- Born: Wayne Scot Lukas
- Known for: Fashion design
- Notable work: Super Bowl XXXVIII halftime show controversy

= Wayne Scot Lukas =

American fashion consultant

Wayne Scot Lukas (born February 1965) is an American fashion consultant, best known as the former co-host of the makeover reality television program What Not to Wear which was broadcast on TLC in the United States and Canada. Clinton Kelly took over as co-host in 2003.

==Early life and career==
Lukas was born and raised in Bergenfield, New Jersey. His costume designs were featured in the Metropolitan Museum of Art's "Rock Style" exhibit. He also styled Justin Timberlake's wardrobe on the 2003 Justified and Stripped Tour.

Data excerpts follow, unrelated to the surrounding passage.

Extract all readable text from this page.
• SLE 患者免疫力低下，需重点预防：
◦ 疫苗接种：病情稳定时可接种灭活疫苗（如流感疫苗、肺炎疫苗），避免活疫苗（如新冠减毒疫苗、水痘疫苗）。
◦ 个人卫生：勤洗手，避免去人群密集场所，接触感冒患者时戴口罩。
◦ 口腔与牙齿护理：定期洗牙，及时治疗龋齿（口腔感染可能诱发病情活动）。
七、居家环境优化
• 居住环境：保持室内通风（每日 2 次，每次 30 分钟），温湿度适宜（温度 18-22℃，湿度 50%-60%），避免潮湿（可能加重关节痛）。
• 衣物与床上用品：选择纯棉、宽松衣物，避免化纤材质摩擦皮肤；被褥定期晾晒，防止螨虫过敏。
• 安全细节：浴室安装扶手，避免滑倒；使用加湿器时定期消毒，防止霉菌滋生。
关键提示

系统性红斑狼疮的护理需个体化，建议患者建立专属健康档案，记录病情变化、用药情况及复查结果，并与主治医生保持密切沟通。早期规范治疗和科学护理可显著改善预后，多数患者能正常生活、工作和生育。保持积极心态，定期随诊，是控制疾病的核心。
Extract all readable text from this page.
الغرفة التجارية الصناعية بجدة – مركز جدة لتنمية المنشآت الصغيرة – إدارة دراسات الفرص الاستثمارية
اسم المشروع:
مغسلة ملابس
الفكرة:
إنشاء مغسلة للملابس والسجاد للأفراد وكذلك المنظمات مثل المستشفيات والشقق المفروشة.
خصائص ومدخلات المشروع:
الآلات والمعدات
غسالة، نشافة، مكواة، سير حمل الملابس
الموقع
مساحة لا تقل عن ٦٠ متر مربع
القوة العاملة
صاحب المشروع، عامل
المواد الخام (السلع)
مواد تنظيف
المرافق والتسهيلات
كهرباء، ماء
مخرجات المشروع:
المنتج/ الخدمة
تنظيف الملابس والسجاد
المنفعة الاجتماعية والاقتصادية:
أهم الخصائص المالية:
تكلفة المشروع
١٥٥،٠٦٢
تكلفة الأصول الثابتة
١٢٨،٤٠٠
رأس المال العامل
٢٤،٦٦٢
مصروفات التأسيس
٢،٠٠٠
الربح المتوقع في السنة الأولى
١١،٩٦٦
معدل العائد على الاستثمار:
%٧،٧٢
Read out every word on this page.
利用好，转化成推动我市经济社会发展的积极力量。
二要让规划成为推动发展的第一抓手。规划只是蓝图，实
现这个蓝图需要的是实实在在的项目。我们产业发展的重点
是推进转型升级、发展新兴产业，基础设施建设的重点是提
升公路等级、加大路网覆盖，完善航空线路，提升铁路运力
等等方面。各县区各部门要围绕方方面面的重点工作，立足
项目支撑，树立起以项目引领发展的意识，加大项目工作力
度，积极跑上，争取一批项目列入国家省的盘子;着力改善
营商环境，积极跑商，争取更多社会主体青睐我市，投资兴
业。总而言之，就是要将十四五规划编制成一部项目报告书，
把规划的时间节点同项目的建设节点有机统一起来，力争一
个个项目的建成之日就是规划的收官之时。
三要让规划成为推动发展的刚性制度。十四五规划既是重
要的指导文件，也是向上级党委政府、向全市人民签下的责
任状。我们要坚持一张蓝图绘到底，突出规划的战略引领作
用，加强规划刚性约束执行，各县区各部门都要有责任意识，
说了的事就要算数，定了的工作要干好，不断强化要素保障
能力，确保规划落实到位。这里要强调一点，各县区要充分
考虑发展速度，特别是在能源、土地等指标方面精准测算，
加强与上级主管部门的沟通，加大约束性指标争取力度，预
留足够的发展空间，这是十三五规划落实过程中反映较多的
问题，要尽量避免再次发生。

Lukas served as the spokesperson to promote "What To Wear" in photographs with Kodak Perfect Touch. For several years he has been resident stylist and has provided style tips to Der Spiegel magazine.

On March 28, 2007, Lukas designed a fashion line for Home Shopping Network called Lukastyle.

===Controversy===
Lukas' role in the Janet Jackson wardrobe malfunction during the Super Bowl XXXVIII halftime show remains in dispute as Lukas remained silent on whether or not the wardrobe was intentionally designed to reveal Jackson's breast.